By all accounts, my father was a good salesman who was simply given a bad choice of products to peddle. Drug addicts generally make bad candidates to run a pharmacy and you never want a sex fiend to oversee your harem. If Blackie had been selling shoes or widgets he might have made a decent show of it. But he was selling liquor, spending his time in the company of barflies and wiseguys, becoming seduced with tales of easy money and good living, all through a haze of companionable drinking. He was introduced to illicit means of supplementing his paltry income—from running numbers to picking up and delivering gambling payoffs. He soon graduated into arranging loans from nameless men who were willing to provide the cash, in exchange for exorbitant interest to be paid by those “broken-downers” that Bankers Trust didn’t want as customers.
Blackie was on the road to becoming a Serious Man.
While my mother didn’t approve of Blackie’s choice of employment, she didn’t have much to say about it. Divorce wasn’t as popular then as it is now, especially for a young woman whose responsibilities had grown—in the four years since I made my entrance, my two sisters arrived on the scene—and whose husband was now reporting income on his federal tax return of about four hundred and fifty dollars a year. As a Serious Man, Blackie’s job as a salesman was long gone, together with any semblance of a regular paycheck. What was Harriet going to do in divorce court? Tell the judge her husband worked for bookies and loan sharks and ask if they could please arrange to hav
e her support payments dropped off?
Added to this was the peculiar fact that my mother really loved him. Some people say that doesn’t mean much when you have no real choices in life, but I kind of believe it’s just the opposite.
No one in my family was going anywhere, and fast.
As for me, I don’t think I was ten years old yet when I realized my father worked for the mob, or whatever it was called in those days, but I’d already seen enough television to put together the bits and pieces I overheard when he was on the telephone or when one of his business associates came to visit. One day, while he was working in his bedroom with one of his confederates, I strolled in and asked them what they were up to.
“Nothing, son. Why don’t you go back inside?”
I stood there, looking at the scraps of paper strewn across my parents’ bedspread. Blackie and the other man were standing side by side, sorting these fragments of information, my father making notes on a pad. “Are you bookmakers?” I inquired politely.

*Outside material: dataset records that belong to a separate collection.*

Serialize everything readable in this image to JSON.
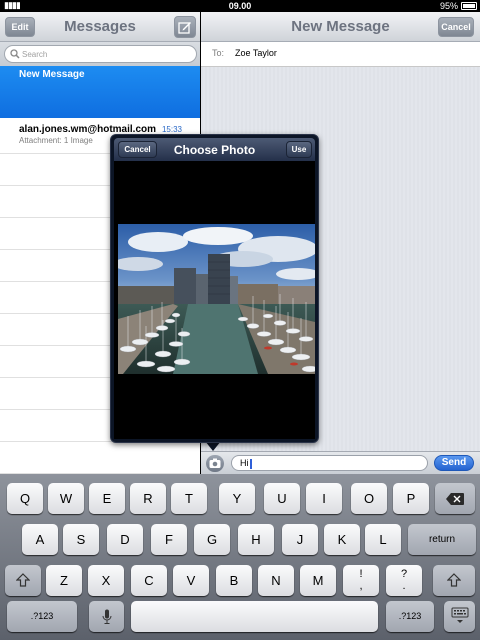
{
  "status_bar": {
    "time": "09.00",
    "battery": "95%"
  },
  "left_pane": {
    "title": "Messages",
    "edit_label": "Edit",
    "search_placeholder": "Search",
    "selected_conversation": "New Message",
    "conversations": [
      {
        "name": "alan.jones.wm@hotmail.com",
        "time": "15:33",
        "preview": "Attachment: 1 Image"
      }
    ]
  },
  "right_pane": {
    "title": "New Message",
    "cancel_label": "Cancel",
    "to_label": "To:",
    "to_value": "Zoe Taylor"
  },
  "compose": {
    "text": "Hi",
    "send_label": "Send"
  },
  "popover": {
    "title": "Choose Photo",
    "cancel_label": "Cancel",
    "use_label": "Use"
  },
  "keyboard": {
    "row1": [
      "Q",
      "W",
      "E",
      "R",
      "T",
      "Y",
      "U",
      "I",
      "O",
      "P"
    ],
    "row2": [
      "A",
      "S",
      "D",
      "F",
      "G",
      "H",
      "J",
      "K",
      "L"
    ],
    "row3": [
      "Z",
      "X",
      "C",
      "V",
      "B",
      "N",
      "M"
    ],
    "punct1": [
      "!",
      ","
    ],
    "punct2": [
      "?",
      "."
    ],
    "return_label": "return",
    "numbers_label": ".?123"
  },
  "icons": [
    "compose-icon",
    "search-icon",
    "camera-icon",
    "backspace-icon",
    "shift-icon",
    "microphone-icon",
    "keyboard-hide-icon"
  ]
}
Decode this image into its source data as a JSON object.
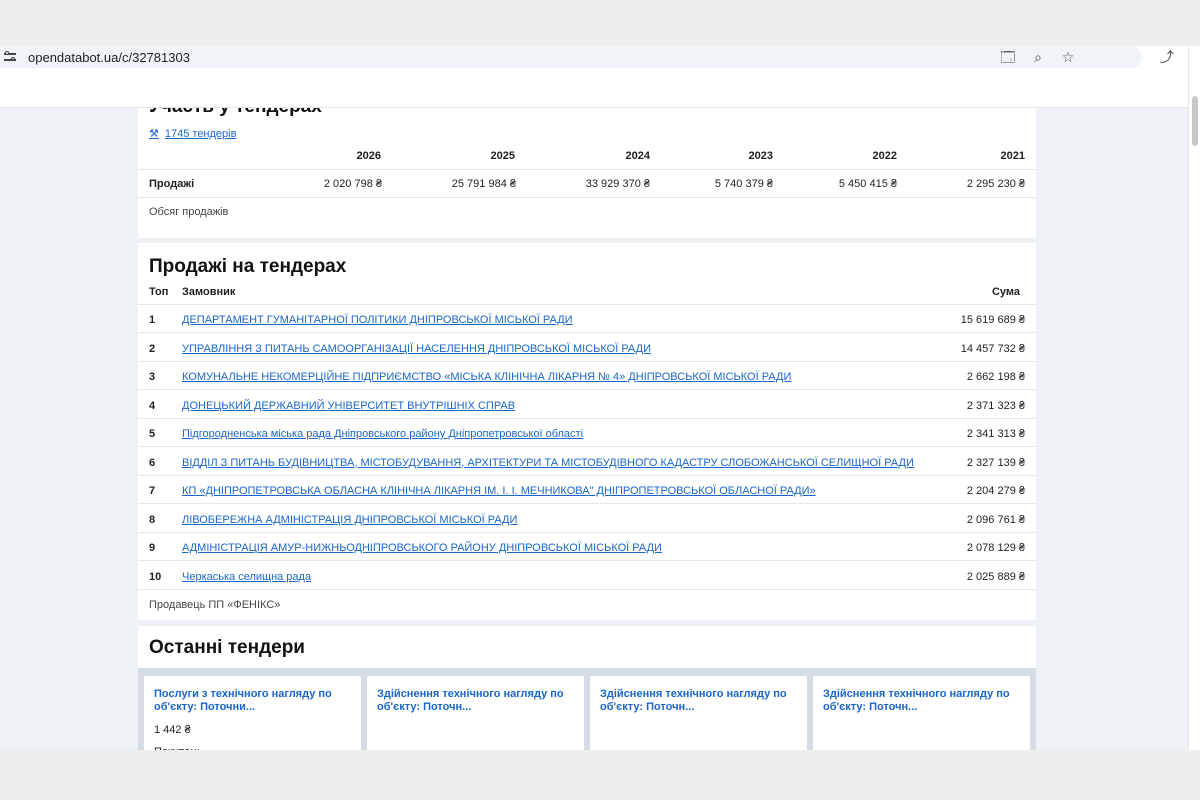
{
  "browser": {
    "url": "opendatabot.ua/c/32781303",
    "icons": [
      "translate-icon",
      "zoom-icon",
      "bookmark-star-icon",
      "extensions-icon"
    ]
  },
  "participation": {
    "title": "Участь у тендерах",
    "tender_link": "1745 тендерів",
    "years": [
      "2026",
      "2025",
      "2024",
      "2023",
      "2022",
      "2021"
    ],
    "sales_label": "Продажі",
    "sales": [
      "2 020 798 ₴",
      "25 791 984 ₴",
      "33 929 370 ₴",
      "5 740 379 ₴",
      "5 450 415 ₴",
      "2 295 230 ₴"
    ],
    "footer": "Обсяг продажів"
  },
  "tender_sales": {
    "title": "Продажі на тендерах",
    "headers": {
      "top": "Топ",
      "customer": "Замовник",
      "sum": "Сума"
    },
    "rows": [
      {
        "n": "1",
        "name": "ДЕПАРТАМЕНТ ГУМАНІТАРНОЇ ПОЛІТИКИ ДНІПРОВСЬКОЇ МІСЬКОЇ РАДИ",
        "sum": "15 619 689 ₴"
      },
      {
        "n": "2",
        "name": "УПРАВЛІННЯ З ПИТАНЬ САМООРГАНІЗАЦІЇ НАСЕЛЕННЯ ДНІПРОВСЬКОЇ МІСЬКОЇ РАДИ",
        "sum": "14 457 732 ₴"
      },
      {
        "n": "3",
        "name": "КОМУНАЛЬНЕ НЕКОМЕРЦІЙНЕ ПІДПРИЄМСТВО «МІСЬКА КЛІНІЧНА ЛІКАРНЯ № 4» ДНІПРОВСЬКОЇ МІСЬКОЇ РАДИ",
        "sum": "2 662 198 ₴"
      },
      {
        "n": "4",
        "name": "ДОНЕЦЬКИЙ ДЕРЖАВНИЙ УНІВЕРСИТЕТ ВНУТРІШНІХ СПРАВ",
        "sum": "2 371 323 ₴"
      },
      {
        "n": "5",
        "name": "Підгородненська міська рада Дніпровського району Дніпропетровської області",
        "sum": "2 341 313 ₴"
      },
      {
        "n": "6",
        "name": "ВІДДІЛ З ПИТАНЬ БУДІВНИЦТВА, МІСТОБУДУВАННЯ, АРХІТЕКТУРИ ТА МІСТОБУДІВНОГО КАДАСТРУ СЛОБОЖАНСЬКОЇ СЕЛИЩНОЇ РАДИ",
        "sum": "2 327 139 ₴"
      },
      {
        "n": "7",
        "name": "КП «ДНІПРОПЕТРОВСЬКА ОБЛАСНА КЛІНІЧНА ЛІКАРНЯ ІМ. І. І. МЕЧНИКОВА\" ДНІПРОПЕТРОВСЬКОЇ ОБЛАСНОЇ РАДИ»",
        "sum": "2 204 279 ₴"
      },
      {
        "n": "8",
        "name": "ЛІВОБЕРЕЖНА АДМІНІСТРАЦІЯ ДНІПРОВСЬКОЇ МІСЬКОЇ РАДИ",
        "sum": "2 096 761 ₴"
      },
      {
        "n": "9",
        "name": "АДМІНІСТРАЦІЯ АМУР-НИЖНЬОДНІПРОВСЬКОГО РАЙОНУ ДНІПРОВСЬКОЇ МІСЬКОЇ РАДИ",
        "sum": "2 078 129 ₴"
      },
      {
        "n": "10",
        "name": "Черкаська селищна рада",
        "sum": "2 025 889 ₴"
      }
    ],
    "footer": "Продавець ПП «ФЕНІКС»"
  },
  "recent_tenders": {
    "title": "Останні тендери",
    "cards": [
      {
        "title": "Послуги з технічного нагляду по об'єкту: Поточни...",
        "price": "1 442 ₴",
        "role": "Покупець"
      },
      {
        "title": "Здійснення технічного нагляду по об'єкту: Поточн...",
        "price": "",
        "role": ""
      },
      {
        "title": "Здійснення технічного нагляду по об'єкту: Поточн...",
        "price": "",
        "role": ""
      },
      {
        "title": "Здійснення технічного нагляду по об'єкту: Поточн...",
        "price": "",
        "role": ""
      }
    ]
  }
}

This was apparently the funniest thing my father’s friend had ever heard. Once he started, he couldn’t stop laughing at the notion that some little pipsqueak had “made them,” as the expression goes.
Blackie looked at me solemnly and asked, “What does that mean to you, son? Bookmaking.”
I stared at the bed again and thought it over. I had certainly heard a lot of my father’s jargon, but had no idea what it meant. “I’m not sure,” I admitted. “Do you make books out of all those pieces of paper?”
Well, if Blackie’s pal thought I was funny before, I was now the second coming of Jerry Lewis. He said, “You got some kid there, Blackie,” and went on roaring. “We better keep an eye on this one.”
God, was I a riot or what?
My father stood up, came over and put his hands on my shoulders. “It’s something like that son,” he said. Then he turned me around and pointed me toward the door. “Why don’t you run along and I’ll explain it to you later.”